8. Having carefully considered the decision of the Judge Khan, I am satisfied that the FtT Judge fell into a legal error in the appraisal of the evidence. The principles set out in Devaseelan [2002] UKAIT 00702, applied to the appeal before Judge Khan and the determination of Judge Moxon stood as an assessment of the claim that the appellant was making at the time of the first determination. The relationship between the appellant and her partner is an important factor that goes to the core of the appellant's claim. The appellant had provided evidence regarding her relationship and Judge Khan accepted the appellant and her partner are in a genuine relationship. The assessment of such a claim is always a highly fact sensitive task. In view of the evidence now available and the findings made by him, Judge Khan was required to consider the evidence as a whole and to consider the extent to which the previous findings made by Judge Moxon were now undermined and could not be relied upon.

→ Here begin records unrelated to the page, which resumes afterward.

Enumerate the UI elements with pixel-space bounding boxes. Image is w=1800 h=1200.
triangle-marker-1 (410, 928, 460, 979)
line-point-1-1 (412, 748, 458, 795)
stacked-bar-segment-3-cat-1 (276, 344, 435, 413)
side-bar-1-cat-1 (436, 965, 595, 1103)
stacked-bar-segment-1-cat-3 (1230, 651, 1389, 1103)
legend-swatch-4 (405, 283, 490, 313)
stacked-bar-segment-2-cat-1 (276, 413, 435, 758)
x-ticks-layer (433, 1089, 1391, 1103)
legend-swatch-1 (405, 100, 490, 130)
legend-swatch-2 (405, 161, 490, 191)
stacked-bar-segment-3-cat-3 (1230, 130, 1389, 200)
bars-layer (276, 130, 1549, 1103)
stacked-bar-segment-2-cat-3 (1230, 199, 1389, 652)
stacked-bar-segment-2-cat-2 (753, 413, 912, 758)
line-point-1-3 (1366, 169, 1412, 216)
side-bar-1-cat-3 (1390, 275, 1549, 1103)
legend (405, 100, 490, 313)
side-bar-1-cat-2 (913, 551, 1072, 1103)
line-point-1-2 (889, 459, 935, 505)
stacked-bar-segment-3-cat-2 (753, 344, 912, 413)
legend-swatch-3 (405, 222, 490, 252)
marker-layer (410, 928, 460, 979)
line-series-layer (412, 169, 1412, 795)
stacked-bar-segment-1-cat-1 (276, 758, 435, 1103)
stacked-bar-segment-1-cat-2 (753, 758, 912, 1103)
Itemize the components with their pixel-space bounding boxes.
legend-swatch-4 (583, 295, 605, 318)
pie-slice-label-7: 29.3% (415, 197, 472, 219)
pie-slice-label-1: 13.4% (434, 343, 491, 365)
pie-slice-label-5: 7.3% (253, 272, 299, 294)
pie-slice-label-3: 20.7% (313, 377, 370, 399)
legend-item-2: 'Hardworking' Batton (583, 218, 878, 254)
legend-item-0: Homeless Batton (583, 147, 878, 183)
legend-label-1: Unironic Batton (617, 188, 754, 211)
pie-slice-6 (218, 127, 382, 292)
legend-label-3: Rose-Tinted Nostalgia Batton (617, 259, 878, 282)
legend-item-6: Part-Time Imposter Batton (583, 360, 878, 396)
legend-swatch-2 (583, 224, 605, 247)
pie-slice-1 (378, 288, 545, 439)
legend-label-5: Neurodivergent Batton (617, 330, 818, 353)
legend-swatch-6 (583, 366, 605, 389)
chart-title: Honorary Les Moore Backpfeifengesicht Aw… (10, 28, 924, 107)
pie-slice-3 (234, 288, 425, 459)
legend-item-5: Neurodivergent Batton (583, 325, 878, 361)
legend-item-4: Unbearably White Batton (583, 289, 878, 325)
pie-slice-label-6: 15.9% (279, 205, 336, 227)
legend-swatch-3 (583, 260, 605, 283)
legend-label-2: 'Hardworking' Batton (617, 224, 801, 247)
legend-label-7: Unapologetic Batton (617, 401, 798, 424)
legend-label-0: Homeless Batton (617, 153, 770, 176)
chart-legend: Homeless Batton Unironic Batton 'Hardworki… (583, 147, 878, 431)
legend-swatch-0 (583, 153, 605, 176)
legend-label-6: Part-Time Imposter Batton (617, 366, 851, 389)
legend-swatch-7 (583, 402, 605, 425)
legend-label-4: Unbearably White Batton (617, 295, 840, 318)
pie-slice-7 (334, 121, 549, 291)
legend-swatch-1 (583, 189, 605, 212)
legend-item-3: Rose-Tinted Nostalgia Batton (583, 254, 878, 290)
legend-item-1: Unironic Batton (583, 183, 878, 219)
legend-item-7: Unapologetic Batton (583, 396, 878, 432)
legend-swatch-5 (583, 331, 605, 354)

9. As the Judge failed to properly address the core of the appellant's claim, the matter will need to be heard afresh with no findings preserved. I have decided that it is appropriate to remit this appeal back to the First-tier Tribunal, having considered paragraph 7.2 of the Senior President's Practice Statement of 25th September 2012. In my view, in determining the appeal, the nature and extent of any judicial fact-finding necessary will be extensive.
10. The parties will be advised of the date of the First-tier Tribunal hearing in due course.
Notice of Decision
11. The appeal is allowed and the decision of FtT Judge M A Khan promulgated on 2nd December 2019 is set aside.
12. The appeal is remitted to the FtT for a fresh hearing of the appeal with no findings preserved.
13. I make an anonymity direction.
Signed V. Mandalia Date: 1st September 2020

Upper Tribunal Judge Mandalia

I have allowed the appeal and remitted the matter to the FtT for hearing afresh. In any event, no fee is payable and there can be no fee award.